Auch vor der Verzeichnung Markes zum schon fast greisenhaften Ehemann hätte der Blick in die Biografie warnen können: der Geschäftsmann war immerhin etwa um zwei Jahre jünger als sein Künstler-Rivale. Gleichwohl – und das ist entscheidender – gehört der Monolog des Betrogenen mit Alfed Muffs ebenso markigem wie resignativem Klang zu den grossen Momenten des Abends. Das gesellschaftliche Umfeld trägt da wirklich zur Klärung dessen bei, was im Stück geschieht, etwa wenn Marke den Verrat ganz als eine Sache unter Männern verhandelt, während die Frau an seiner Seite sitzt.

Isoldes Zerrissenheit akzentuiert die Regie noch dadurch, dass sie Brangäne, die warnende, die am Leben hängende (und deshalb das Gift vertauschende) und am Ende überlebende Freundin zu Isoldes Alter Ego macht. Das geschieht durch Kostüm und Frisur, überraschend aber auch durch die Stimme: Michelle Breedt gibt für einmal keine dämonisch dunkle, sondern jugendliche, aber dramatisch intensive und klangschöne Brangäne.

Kluge Regie und musikalische Eindringlichkeit – gerade das Beispiel Brangäne zeigt, dass der neue «Tristan» weit davon entfernt ist, sich in der Trivialität eines Wagner-Romans zu verfangen.

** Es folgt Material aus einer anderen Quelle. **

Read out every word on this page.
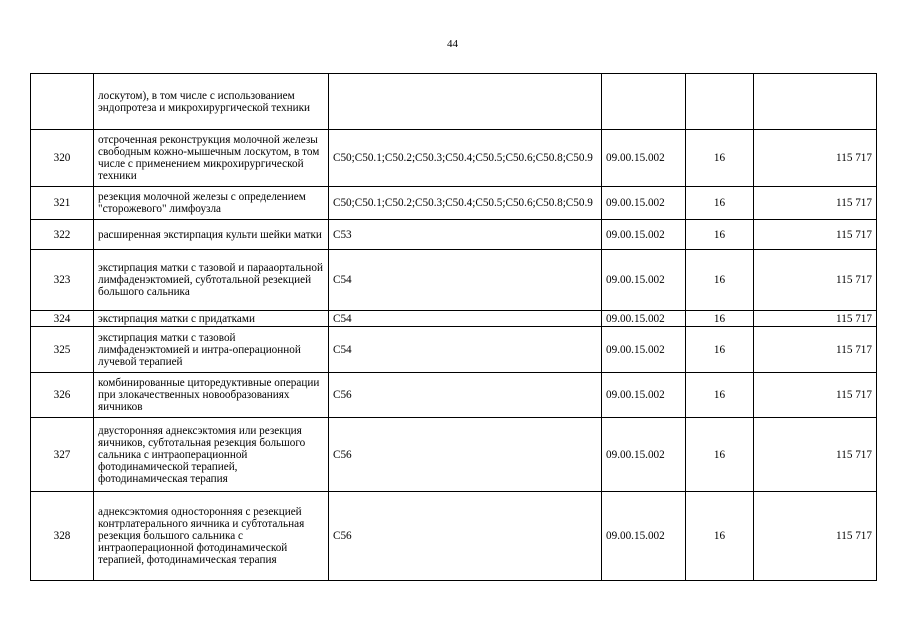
44
	лоскутом), в том числе с использованием эндопротеза и микрохирургической техники				
320	отсроченная реконструкция молочной железы свободным кожно-мышечным лоскутом, в том числе с применением микрохирургической техники	C50;C50.1;C50.2;C50.3;C50.4;C50.5;C50.6;C50.8;C50.9	09.00.15.002	16	115 717
321	резекция молочной железы с определением "сторожевого" лимфоузла	C50;C50.1;C50.2;C50.3;C50.4;C50.5;C50.6;C50.8;C50.9	09.00.15.002	16	115 717
322	расширенная экстирпация культи шейки матки	C53	09.00.15.002	16	115 717
323	экстирпация матки с тазовой и парааортальной лимфаденэктомией, субтотальной резекцией большого сальника	C54	09.00.15.002	16	115 717
324	экстирпация матки с придатками	C54	09.00.15.002	16	115 717
325	экстирпация матки с тазовой лимфаденэктомией и интра-операционной лучевой терапией	C54	09.00.15.002	16	115 717
326	комбинированные циторедуктивные операции при злокачественных новообразованиях яичников	C56	09.00.15.002	16	115 717
327	двусторонняя аднексэктомия или резекция яичников, субтотальная резекция большого сальника с интраоперационной фотодинамической терапией, фотодинамическая терапия	C56	09.00.15.002	16	115 717
328	аднексэктомия односторонняя с резекцией контрлатерального яичника и субтотальная резекция большого сальника с интраоперационной фотодинамической терапией, фотодинамическая терапия	C56	09.00.15.002	16	115 717
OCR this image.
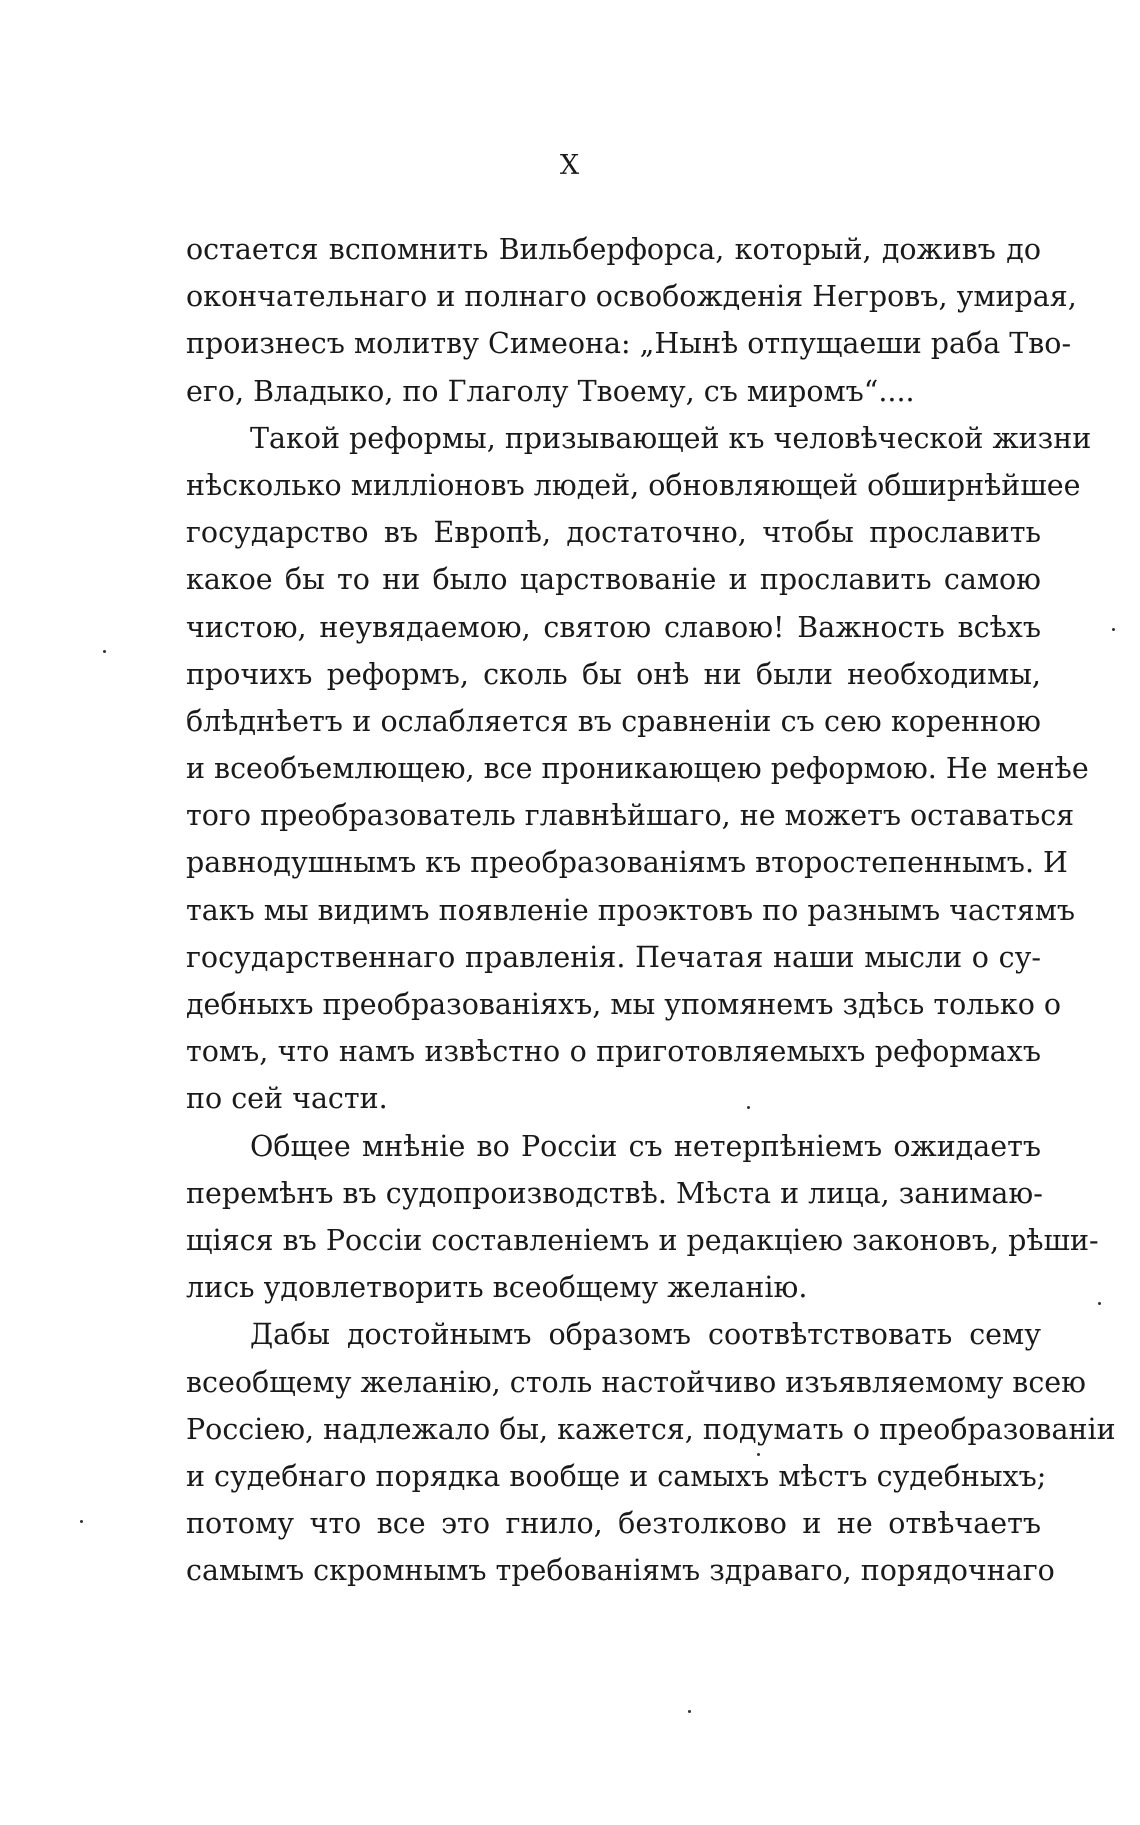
X
остается вспомнить Вильберфорса, который, доживъ до
окончательнаго и полнаго освобожденія Негровъ, умирая,
произнесъ молитву Симеона: „Нынѣ отпущаеши раба Тво-
его, Владыко, по Глаголу Твоему, съ миромъ“....
Такой реформы, призывающей къ человѣческой жизни
нѣсколько милліоновъ людей, обновляющей обширнѣйшее
государство въ Европѣ, достаточно, чтобы прославить
какое бы то ни было царствованіе и прославить самою
чистою, неувядаемою, святою славою! Важность всѣхъ
прочихъ реформъ, сколь бы онѣ ни были необходимы,
блѣднѣетъ и ослабляется въ сравненіи съ сею коренною
и всеобъемлющею, все проникающею реформою. Не менѣе
того преобразователь главнѣйшаго, не можетъ оставаться
равнодушнымъ къ преобразованіямъ второстепеннымъ. И
такъ мы видимъ появленіе проэктовъ по разнымъ частямъ
государственнаго правленія. Печатая наши мысли о су-
дебныхъ преобразованіяхъ, мы упомянемъ здѣсь только о
томъ, что намъ извѣстно о приготовляемыхъ реформахъ
по сей части.
Общее мнѣніе во Россіи съ нетерпѣніемъ ожидаетъ
перемѣнъ въ судопроизводствѣ. Мѣста и лица, занимаю-
щіяся въ Россіи составленіемъ и редакціею законовъ, рѣши-
лись удовлетворить всеобщему желанію.
Дабы достойнымъ образомъ соотвѣтствовать сему
всеобщему желанію, столь настойчиво изъявляемому всею
Россіею, надлежало бы, кажется, подумать о преобразованіи
и судебнаго порядка вообще и самыхъ мѣстъ судебныхъ;
потому что все это гнило, безтолково и не отвѣчаетъ
самымъ скромнымъ требованіямъ здраваго, порядочнаго
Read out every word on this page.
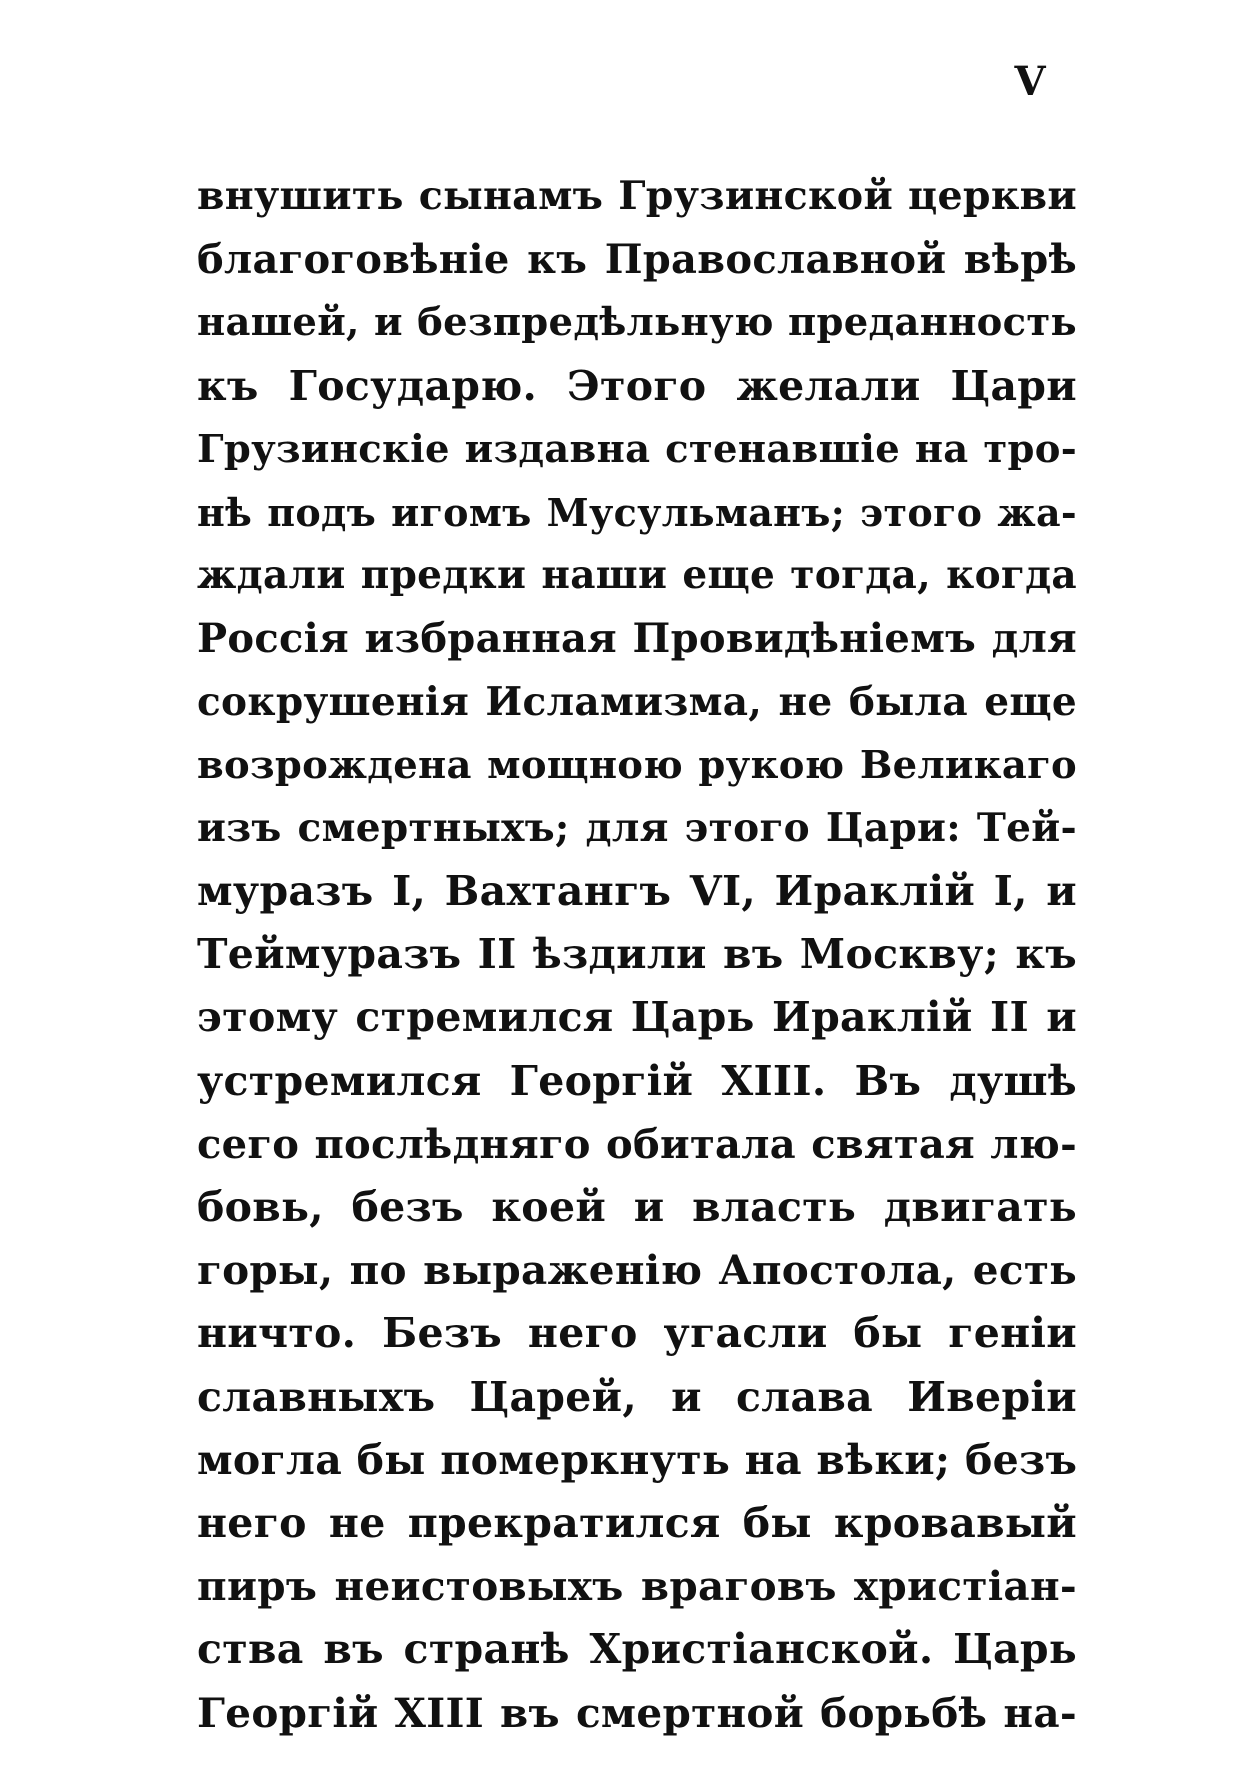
V
внушить сынамъ Грузинской церкви
благоговѣніе къ Православной вѣрѣ
нашей, и безпредѣльную преданность
къ Государю. Этого желали Цари
Грузинскіе издавна стенавшіе на тро-
нѣ подъ игомъ Мусульманъ; этого жа-
ждали предки наши еще тогда, когда
Россія избранная Провидѣніемъ для
сокрушенія Исламизма, не была еще
возрождена мощною рукою Великаго
изъ смертныхъ; для этого Цари: Тей-
муразъ I, Вахтангъ VI, Ираклій I, и
Теймуразъ II ѣздили въ Москву; къ
этому стремился Царь Ираклій II и
устремился Георгій XIII. Въ душѣ
сего послѣдняго обитала святая лю-
бовь, безъ коей и власть двигать
горы, по выраженію Апостола, есть
ничто. Безъ него угасли бы геніи
славныхъ Царей, и слава Иверіи
могла бы померкнуть на вѣки; безъ
него не прекратился бы кровавый
пиръ неистовыхъ враговъ христіан-
ства въ странѣ Христіанской. Царь
Георгій XIII въ смертной борьбѣ на-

Für den starken Zug in die Gegenrichtung, hin zum erzromantischen Mythos, zur Entgrenzung, die ja auch ihre kompositorisch revolutionäre Seite hat, hin zu «Isoldes Liebestod» als Quintessenz, sorgte grossartig die musikalische Statur des Abends unter der Leitung von Ingo Metzmacher. Wie mit ihm das durchwegs eindrückliche Ensemble – nicht zu vergessen Martin Gantner (Kurneval) und Volker Vogel (Melot) – und das in allen Farben sinnlich präzise Orchester wirklich sinfonisch zusammen agierten, wie da stets szenisch waches Musizieren waltete, liess aufhorchen. Aus der Stille heraus entstand Raum für subtile Klangnuancen und Feinheiten im lyrischen Melos. An straffen Zügeln entwickelte sich nervige Dramatik und mit traumwandlerischem Kalkül die ins Rauschhafte abhebenden Steigerungswellen.